The Southwest is a place of great natural drama and beauty – rocks and boulders are not hidden beneath layers of forest mulch or yards of prairie soil. They are right out there in the land – delighting the eye with their natural beauty.
Work With The Drama of the Southwest
In the Southwest we can see our large, dramatic mountains springing virtually straight up out of the surrounding land. The European principles of landscape design teach us to work with this drama and beauty, but reduce it to a human scale. Feng Shui principles teach the same, to take the grandeur of our natural environment and make our homes one with this nature.
Using either Occidental or Oriental traditions, one way to repeat the motif of the dramatically upthrusting mountains, and bring them into our landscapes, is to use rocks, big rocks. Dramatic rocks. Boulders.
Boulders, like our mountains, reach skywards.
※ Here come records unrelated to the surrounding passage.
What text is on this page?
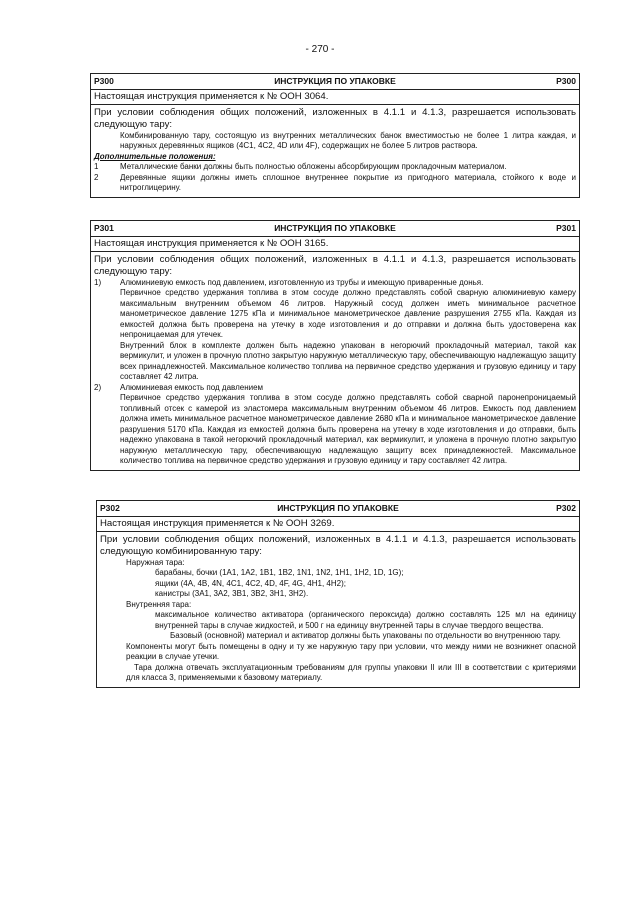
- 270 -
Р300	ИНСТРУКЦИЯ ПО УПАКОВКЕ	Р300
Настоящая инструкция применяется к № ООН 3064.

При условии соблюдения общих положений, изложенных в 4.1.1 и 4.1.3, разрешается использовать следующую тару:

Комбинированную тару, состоящую из внутренних металлических банок вместимостью не более 1 литра каждая, и наружных деревянных ящиков (4С1, 4С2, 4D или 4F), содержащих не более 5 литров раствора.

Дополнительные положения:

1	Металлические банки должны быть полностью обложены абсорбирующим прокладочным материалом.
2	Деревянные ящики должны иметь сплошное внутреннее покрытие из пригодного материала, стойкого к воде и нитроглицерину.
Р301	ИНСТРУКЦИЯ ПО УПАКОВКЕ	Р301
Настоящая инструкция применяется к № ООН 3165.

При условии соблюдения общих положений, изложенных в 4.1.1 и 4.1.3, разрешается использовать следующую тару:

1)	Алюминиевую емкость под давлением, изготовленную из трубы и имеющую приваренные донья.

Первичное средство удержания топлива в этом сосуде должно представлять собой сварную алюминиевую камеру максимальным внутренним объемом 46 литров. Наружный сосуд должен иметь минимальное расчетное манометрическое давление 1275 кПа и минимальное манометрическое давление разрушения 2755 кПа. Каждая из емкостей должна быть проверена на утечку в ходе изготовления и до отправки и должна быть удостоверена как непроницаемая для утечек.

Внутренний блок в комплекте должен быть надежно упакован в негорючий прокладочный материал, такой как вермикулит, и уложен в прочную плотно закрытую наружную металлическую тару, обеспечивающую надлежащую защиту всех принадлежностей. Максимальное количество топлива на первичное средство удержания и грузовую единицу и тару составляет 42 литра.

2)	Алюминиевая емкость под давлением

Первичное средство удержания топлива в этом сосуде должно представлять собой сварной паронепроницаемый топливный отсек с камерой из эластомера максимальным внутренним объемом 46 литров. Емкость под давлением должна иметь минимальное расчетное манометрическое давление 2680 кПа и минимальное манометрическое давление разрушения 5170 кПа. Каждая из емкостей должна быть проверена на утечку в ходе изготовления и до отправки, быть надежно упакована в такой негорючий прокладочный материал, как вермикулит, и уложена в прочную плотно закрытую наружную металлическую тару, обеспечивающую надлежащую защиту всех принадлежностей. Максимальное количество топлива на первичное средство удержания и грузовую единицу и тару составляет 42 литра.

Р302	ИНСТРУКЦИЯ ПО УПАКОВКЕ	Р302
Настоящая инструкция применяется к № ООН 3269.

При условии соблюдения общих положений, изложенных в 4.1.1 и 4.1.3, разрешается использовать следующую комбинированную тару:

Наружная тара:

барабаны, бочки (1А1, 1А2, 1В1, 1В2, 1N1, 1N2, 1Н1, 1Н2, 1D, 1G);

ящики (4А, 4В, 4N, 4С1, 4С2, 4D, 4F, 4G, 4Н1, 4Н2);

канистры (3А1, 3А2, 3В1, 3В2, 3Н1, 3Н2).

Внутренняя тара:

максимальное количество активатора (органического пероксида) должно составлять 125 мл на единицу внутренней тары в случае жидкостей, и 500 г на единицу внутренней тары в случае твердого вещества.

Базовый (основной) материал и активатор должны быть упакованы по отдельности во внутреннюю тару.

Компоненты могут быть помещены в одну и ту же наружную тару при условии, что между ними не возникнет опасной реакции в случае утечки.

Тара должна отвечать эксплуатационным требованиям для группы упаковки II или III в соответствии с критериями для класса 3, применяемыми к базовому материалу.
They are smaller than our homes however, thus they reinforce the mountain motif without overwhelming the home. There are a few simple guidelines to keep in mind as you ponder adding boulders to your yard.
Select Several Boulders
Don’t stop with one! Select several boulders so there is not just one single lump in the yard. Ideally select an odd number. Three, five, seven. If you have an even number in your design, the viewers eye will try to see a regular pattern. If the even numbers are not evenly spaced, the effect is unsettling. It just plain looks wrong. Odd numbers free you from this dilemma.
Randomize Boulder Layout
The next most common mistake is to line the boulders up. Unless you live in a Federal Building – avoid this. Rather than a straight line across the front of the yard, try a triangle in the middle of the yard. Not an isosceles triangle either, create one where the three sides are unequal.
Soften Your Design
Without plants to soften them, boulders can sit like large lumps in the yard. Soften their stark forms with plants around their bases. If you take a walk in the desert you will see this naturally occurring. The bigger the boulder, the larger the plants you can use, but since most of us don’t have a spare fifty grand to spend on boulders, look to low groundcovers.
Select plants with roots that do not appeal to burrowing animals like ground squirrels. (More about wildlife resistant plants – here.) For this I like golden dyssodia (Dyssodia tenuisecta), dog daisy (Dyssodia pentachaeta), desert zinnia (Zinnia acerosa), or damianita (Chrysactinia mexicana). Clumps of low growing native cacti like hedgehogs, claret cups or pincushion cactus also look great at the base of boulders.
Color & Texture
Boulder color, texture and form are important too when placing rocks in the landscape. Select colors that blend with the home and environment. A tan home might look fine with a large black boulder in front, but a white home needs a tan boulder. There is such a thing as too much drama.
If you have a decomposed granite mulch in your yard, select boulders that are not the same color and texture. The boulder will simply blend right in and rather than a little drama you will have a lot of blandness. The exception to the rule is how the boulders were done in the above image.
We have barely scratched the surface of this topic, but I hope I have given you some ideas to liven your landscape.